Дальше я не смогла говорить. Я взяла ребенка – маленький спящий сверточек – и подержав немного в руках, подышав в круглую тугую щечку, передала этот сверточек Грому. А у Грома тоже глаза были на мокром месте. Он даже поцеловать малыша не решился, и так же подышав на него минуту, осторожно уложил в колыбель.

А немного позднее – уйдя с веранды, я стояла в своей комнате у открытого окна – без цели и без мысли разглядывая небольшой разбитый перед домом цветник – он подошел сзади и остановился в полушаге. Я не видела, но знала: это он. По походке, по запаху, по теплу, идущему от огромного тела.

– Свинья ты! – сказала я ему, не оборачиваясь. – Почему ты молчал?

– А что бы я услышал от тебя?

– Не больше того, что услышишь сейчас. Ты мог ее погубить. Ты что, забыл черепашку-Мбе?

– Не надо, унгана, я и так чувствую себя свиньей. Я чувствовал себя свиньей все это время.

– Представляю… а ты не мог бы не подкладывать свинью в собственной семье?

– Не получилось. Ты знаешь, как выходят такие дела?

– Знаю, – отвечала я, обернувшись к нему. – Это было так… – и рассказала, как происходило то странное, необыкновенное, что возникло однажды длинным февральским вечером, – от дружеского взгляда, от нечаянного прикосновения, от искры, которая в тот момент сверкнула, словно при ударе огнива о кремень, искры, выросшей в стену огня, окружившего и ослепившего двоих и толкнувшего их друг к другу, хотя не один из них за час до того не держал и мыслей, что подобное может случиться. А потом, когда пламя исчезло, пропало наваждение, смотрели друг на друга изумленно: полно, мы ли это были?

Я долго рассказывала ему все – шаг за шагом, движение за движением. Я знала обоих настолько хорошо, что восстановить события не составляло труда. Раз или два он меня поправил в какой-то мелочи – и только.

– Было так?

– Так, унгана. Я кругом виноват.

– Что ж… значит, так решил Элегуа. Судьбу не переспоришь. Хорошо, что не вышло хуже. Лишь бы девочке не пришлось плакать… А мы – что станется с нашими дублеными шкурами? Только пусть это все останется в сердце, а сердце будет на замке.

Потом я нашла в конюшне Филомено и без долгих околичностей надрала ему уши.

– За что? – сделал тот удивленный вид.

– Прохвост, ты все знал с самого начала!

– Знал. Перестань драться, Ма! Ты отлично понимаешь, что рассказать тебе я не мог.

– Понимаю, потому и не задала настоящей трепки. Почему ты не предостерег его, как мужчина мужчину? Он тебя бы послушал.

Филомено переминался с ноги на ногу.

– Да, он меня, пожалуй, послушал бы… если бы можно было знать что-то заранее.

А к чему лезть с нравоучениями, когда уже никому и ничему не поможешь? Душу травить? Махать кулаками после драки?
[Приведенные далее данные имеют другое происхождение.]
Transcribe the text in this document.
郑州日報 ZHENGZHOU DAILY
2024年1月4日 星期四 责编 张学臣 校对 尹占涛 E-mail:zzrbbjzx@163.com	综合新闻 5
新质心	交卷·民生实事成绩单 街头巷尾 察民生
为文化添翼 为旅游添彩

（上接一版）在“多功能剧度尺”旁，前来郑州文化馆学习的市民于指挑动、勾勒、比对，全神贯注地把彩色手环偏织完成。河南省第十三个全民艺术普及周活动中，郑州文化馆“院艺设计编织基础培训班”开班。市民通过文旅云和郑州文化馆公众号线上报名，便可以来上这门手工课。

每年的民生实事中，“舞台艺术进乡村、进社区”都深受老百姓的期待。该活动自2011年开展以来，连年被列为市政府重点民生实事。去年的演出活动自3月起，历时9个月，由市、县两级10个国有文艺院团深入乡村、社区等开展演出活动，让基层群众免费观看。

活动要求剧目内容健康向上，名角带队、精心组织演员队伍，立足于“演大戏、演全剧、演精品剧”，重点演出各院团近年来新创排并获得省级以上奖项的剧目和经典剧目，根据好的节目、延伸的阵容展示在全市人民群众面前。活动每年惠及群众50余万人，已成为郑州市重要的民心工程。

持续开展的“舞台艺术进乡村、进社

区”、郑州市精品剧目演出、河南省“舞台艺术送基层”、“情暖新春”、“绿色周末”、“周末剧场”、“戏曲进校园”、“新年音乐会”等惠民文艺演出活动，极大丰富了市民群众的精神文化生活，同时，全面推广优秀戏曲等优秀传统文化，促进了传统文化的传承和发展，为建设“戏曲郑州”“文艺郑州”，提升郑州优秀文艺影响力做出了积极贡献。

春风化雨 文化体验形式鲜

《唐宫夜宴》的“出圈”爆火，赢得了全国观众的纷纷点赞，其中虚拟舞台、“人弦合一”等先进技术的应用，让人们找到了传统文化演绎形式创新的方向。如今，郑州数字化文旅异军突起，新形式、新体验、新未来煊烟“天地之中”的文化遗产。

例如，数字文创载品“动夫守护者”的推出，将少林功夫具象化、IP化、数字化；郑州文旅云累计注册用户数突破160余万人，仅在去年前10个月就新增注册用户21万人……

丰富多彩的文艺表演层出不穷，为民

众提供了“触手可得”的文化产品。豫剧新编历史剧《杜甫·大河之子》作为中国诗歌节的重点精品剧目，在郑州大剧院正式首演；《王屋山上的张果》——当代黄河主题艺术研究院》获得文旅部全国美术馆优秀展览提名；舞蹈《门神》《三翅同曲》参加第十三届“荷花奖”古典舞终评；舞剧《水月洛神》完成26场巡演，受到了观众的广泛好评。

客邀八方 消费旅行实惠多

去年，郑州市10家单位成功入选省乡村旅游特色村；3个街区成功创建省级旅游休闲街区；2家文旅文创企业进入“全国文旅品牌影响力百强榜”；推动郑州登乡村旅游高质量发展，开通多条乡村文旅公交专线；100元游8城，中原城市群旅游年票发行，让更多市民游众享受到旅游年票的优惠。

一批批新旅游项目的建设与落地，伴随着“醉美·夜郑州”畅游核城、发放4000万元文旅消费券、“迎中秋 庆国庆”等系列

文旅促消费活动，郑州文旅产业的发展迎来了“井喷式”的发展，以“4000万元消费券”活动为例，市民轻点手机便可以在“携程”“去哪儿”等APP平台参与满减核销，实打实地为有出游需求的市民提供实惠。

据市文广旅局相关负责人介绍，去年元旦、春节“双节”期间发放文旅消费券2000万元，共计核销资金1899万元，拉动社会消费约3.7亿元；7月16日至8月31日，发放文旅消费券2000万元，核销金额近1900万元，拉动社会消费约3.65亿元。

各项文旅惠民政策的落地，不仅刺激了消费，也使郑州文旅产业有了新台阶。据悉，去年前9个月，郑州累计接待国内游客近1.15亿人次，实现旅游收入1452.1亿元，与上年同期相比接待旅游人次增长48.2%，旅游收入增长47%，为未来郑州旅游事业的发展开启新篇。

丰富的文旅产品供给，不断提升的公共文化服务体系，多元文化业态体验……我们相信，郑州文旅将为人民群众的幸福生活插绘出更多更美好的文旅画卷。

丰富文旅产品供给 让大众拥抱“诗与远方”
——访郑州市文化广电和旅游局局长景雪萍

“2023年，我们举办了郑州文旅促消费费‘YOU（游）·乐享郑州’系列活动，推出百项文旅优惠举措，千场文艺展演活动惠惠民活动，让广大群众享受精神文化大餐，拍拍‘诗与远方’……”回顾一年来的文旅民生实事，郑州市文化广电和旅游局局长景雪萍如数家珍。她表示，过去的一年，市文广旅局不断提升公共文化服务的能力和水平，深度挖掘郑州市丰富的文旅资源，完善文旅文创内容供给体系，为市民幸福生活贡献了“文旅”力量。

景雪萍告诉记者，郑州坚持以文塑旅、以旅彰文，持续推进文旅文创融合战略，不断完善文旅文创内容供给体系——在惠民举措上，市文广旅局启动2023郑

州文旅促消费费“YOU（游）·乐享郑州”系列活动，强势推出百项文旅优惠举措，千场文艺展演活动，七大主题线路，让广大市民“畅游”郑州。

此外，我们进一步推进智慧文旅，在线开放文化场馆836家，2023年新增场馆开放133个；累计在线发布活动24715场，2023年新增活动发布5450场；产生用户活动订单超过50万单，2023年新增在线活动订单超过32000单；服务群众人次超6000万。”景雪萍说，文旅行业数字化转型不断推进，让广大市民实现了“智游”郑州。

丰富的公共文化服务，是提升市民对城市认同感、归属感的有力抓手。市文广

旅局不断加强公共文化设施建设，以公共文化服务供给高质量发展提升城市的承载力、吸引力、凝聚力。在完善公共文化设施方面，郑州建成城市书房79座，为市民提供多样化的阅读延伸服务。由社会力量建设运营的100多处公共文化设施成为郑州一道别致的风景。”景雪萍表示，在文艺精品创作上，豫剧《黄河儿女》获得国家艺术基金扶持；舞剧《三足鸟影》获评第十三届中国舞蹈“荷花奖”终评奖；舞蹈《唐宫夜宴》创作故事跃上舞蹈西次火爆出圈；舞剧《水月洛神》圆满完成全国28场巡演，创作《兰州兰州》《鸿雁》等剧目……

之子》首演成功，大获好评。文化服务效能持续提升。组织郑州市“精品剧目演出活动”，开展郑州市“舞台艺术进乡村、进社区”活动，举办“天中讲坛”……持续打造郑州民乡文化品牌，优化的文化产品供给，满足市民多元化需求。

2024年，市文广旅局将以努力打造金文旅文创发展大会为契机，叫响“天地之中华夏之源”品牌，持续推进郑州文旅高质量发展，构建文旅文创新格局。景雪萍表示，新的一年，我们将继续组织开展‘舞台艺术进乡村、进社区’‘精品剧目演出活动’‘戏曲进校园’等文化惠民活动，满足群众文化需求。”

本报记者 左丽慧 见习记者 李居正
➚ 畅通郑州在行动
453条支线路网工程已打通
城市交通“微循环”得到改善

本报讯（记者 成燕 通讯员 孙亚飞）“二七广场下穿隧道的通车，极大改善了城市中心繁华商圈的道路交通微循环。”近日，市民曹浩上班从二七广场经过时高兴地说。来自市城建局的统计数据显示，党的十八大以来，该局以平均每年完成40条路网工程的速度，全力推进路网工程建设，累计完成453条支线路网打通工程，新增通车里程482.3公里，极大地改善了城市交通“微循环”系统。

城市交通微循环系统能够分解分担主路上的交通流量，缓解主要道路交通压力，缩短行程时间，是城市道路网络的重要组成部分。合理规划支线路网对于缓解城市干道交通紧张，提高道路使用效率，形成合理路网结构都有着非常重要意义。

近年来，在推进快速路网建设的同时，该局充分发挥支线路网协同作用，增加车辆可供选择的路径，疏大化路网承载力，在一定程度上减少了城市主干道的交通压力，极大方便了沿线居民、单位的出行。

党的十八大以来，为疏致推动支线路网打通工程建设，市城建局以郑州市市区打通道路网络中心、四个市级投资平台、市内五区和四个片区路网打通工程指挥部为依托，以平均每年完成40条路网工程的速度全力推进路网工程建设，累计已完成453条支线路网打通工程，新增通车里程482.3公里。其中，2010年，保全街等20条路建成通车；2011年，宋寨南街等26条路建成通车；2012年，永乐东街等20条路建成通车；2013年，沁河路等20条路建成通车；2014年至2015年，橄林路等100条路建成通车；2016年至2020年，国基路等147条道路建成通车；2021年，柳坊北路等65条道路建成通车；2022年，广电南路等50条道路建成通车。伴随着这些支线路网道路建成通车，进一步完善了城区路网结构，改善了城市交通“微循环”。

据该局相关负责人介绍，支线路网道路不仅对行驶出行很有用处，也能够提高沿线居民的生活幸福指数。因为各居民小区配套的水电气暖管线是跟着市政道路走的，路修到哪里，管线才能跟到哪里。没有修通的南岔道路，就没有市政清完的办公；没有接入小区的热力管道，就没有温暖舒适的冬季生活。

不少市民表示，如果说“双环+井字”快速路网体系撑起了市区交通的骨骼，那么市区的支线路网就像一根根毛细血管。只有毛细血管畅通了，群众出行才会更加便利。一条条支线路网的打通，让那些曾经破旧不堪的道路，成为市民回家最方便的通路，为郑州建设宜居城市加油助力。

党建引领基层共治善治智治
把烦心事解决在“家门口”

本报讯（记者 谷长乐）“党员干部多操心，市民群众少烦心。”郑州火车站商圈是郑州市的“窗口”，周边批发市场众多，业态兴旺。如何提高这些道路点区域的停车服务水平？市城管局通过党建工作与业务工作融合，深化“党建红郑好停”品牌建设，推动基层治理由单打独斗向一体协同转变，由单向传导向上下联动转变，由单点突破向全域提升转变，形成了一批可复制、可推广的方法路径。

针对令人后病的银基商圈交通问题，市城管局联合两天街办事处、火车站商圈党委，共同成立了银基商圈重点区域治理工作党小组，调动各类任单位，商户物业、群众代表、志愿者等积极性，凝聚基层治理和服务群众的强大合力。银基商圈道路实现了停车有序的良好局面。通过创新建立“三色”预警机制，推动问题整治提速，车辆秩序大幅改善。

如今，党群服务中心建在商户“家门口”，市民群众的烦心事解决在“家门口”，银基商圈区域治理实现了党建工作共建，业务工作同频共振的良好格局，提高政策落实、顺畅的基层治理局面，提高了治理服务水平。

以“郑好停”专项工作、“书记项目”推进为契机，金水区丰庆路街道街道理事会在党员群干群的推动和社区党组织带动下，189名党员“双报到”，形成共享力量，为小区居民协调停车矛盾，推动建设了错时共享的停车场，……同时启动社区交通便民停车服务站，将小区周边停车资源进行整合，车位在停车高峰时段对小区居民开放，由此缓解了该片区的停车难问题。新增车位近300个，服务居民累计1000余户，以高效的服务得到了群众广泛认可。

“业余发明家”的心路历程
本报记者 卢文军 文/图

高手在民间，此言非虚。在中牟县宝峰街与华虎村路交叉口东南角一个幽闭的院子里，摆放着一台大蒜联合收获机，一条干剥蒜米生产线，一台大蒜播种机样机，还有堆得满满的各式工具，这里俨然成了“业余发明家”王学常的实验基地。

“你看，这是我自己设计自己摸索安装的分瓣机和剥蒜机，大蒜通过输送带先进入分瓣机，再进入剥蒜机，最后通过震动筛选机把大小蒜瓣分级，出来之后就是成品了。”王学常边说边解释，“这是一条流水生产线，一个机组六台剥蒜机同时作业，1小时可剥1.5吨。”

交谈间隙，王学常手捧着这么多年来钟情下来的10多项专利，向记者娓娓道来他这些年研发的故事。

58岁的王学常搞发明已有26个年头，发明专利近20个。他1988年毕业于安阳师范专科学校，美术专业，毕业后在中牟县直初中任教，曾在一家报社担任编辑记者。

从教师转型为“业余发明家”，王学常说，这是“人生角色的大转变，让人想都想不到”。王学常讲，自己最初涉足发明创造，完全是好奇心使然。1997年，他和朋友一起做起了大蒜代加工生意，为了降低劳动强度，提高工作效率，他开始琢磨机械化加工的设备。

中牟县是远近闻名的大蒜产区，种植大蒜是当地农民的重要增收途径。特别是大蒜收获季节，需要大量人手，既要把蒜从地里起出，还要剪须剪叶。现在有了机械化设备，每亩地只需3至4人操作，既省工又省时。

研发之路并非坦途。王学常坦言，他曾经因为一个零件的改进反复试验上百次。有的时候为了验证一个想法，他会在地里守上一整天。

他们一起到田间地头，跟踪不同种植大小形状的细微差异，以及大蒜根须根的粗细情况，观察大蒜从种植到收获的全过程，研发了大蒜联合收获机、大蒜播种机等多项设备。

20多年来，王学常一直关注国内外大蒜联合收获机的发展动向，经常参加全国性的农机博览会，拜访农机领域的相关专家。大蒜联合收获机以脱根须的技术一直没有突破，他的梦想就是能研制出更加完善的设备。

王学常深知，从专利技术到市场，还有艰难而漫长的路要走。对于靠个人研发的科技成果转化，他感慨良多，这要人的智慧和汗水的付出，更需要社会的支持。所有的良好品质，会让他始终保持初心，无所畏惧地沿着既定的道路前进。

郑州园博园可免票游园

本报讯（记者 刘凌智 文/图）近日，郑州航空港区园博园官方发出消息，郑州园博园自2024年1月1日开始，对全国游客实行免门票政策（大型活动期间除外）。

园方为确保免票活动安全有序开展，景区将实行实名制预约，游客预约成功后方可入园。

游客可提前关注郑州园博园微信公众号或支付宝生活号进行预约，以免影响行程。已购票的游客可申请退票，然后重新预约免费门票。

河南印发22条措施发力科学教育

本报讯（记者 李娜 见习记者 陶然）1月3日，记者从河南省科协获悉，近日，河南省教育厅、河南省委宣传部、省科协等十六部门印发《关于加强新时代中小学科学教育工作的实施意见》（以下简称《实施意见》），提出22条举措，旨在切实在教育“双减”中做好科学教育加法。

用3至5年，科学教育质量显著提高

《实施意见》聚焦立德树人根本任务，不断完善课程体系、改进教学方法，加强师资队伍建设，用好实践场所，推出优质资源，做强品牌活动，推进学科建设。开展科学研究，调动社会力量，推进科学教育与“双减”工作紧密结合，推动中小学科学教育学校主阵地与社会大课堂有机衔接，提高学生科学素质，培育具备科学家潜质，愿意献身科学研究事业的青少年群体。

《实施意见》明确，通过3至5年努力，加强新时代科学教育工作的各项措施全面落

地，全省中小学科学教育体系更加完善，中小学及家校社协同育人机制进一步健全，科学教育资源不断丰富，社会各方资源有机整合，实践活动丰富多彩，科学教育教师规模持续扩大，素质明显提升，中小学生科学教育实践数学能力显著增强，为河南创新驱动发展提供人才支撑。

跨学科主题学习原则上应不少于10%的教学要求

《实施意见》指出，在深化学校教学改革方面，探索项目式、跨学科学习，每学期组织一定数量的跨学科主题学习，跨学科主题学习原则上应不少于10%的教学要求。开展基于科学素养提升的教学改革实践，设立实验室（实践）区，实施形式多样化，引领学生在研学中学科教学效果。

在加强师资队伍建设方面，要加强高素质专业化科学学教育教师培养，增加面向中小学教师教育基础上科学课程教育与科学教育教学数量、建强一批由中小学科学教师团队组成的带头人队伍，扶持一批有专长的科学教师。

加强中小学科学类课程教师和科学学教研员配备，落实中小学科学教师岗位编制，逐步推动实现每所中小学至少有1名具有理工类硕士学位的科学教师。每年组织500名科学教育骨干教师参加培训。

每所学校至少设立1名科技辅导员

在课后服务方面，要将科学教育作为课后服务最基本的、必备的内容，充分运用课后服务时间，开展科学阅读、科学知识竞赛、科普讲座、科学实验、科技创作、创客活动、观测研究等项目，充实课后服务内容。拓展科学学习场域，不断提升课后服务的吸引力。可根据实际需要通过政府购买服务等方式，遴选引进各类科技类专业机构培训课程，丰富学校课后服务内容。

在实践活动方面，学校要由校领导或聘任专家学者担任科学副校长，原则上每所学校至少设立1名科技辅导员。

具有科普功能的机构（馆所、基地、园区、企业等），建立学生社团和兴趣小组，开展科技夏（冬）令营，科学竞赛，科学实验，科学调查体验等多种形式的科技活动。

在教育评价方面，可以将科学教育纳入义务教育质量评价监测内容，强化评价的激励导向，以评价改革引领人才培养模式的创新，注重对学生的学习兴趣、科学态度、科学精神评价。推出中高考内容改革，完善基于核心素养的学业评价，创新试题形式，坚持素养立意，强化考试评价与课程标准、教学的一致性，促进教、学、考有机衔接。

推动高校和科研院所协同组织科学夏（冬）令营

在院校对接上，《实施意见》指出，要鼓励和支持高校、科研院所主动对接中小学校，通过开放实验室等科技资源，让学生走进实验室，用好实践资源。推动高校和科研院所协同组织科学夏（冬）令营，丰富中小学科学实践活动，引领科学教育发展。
Он был прав, и мне осталось лишь сдаться, попросить о том, чтоб он молчал, как и до тех пор.

– Ладно, ладно, – проворчал он, – можешь не учить меня. Поучи-ка лучше донью Сесилию, как держать язык за зубами. Мой брат славный парень. Но, по-моему, есть вещи, в которых он не разберется, хоть тресни.

Сын был прав, а разговор обещался нелегкий. Не для меня – для нее. Чтобы девочка могла молчать, надо, чтоб она не страдала угрызениями совести. Может, правду говорят, что все негры бессовестные? Да нет, была у меня совесть, зеленая такая, а ее козел съел, думал, что травка…

Я принесла Сесилии лечебный настой в комнату, где она помещалась с ребенком.

– У нас женский разговор, – сказала я, без церемоний выпроваживая сына, – не вздумай подслушивать под дверью. Сейчас повитуха придет проверить, все ли в порядке.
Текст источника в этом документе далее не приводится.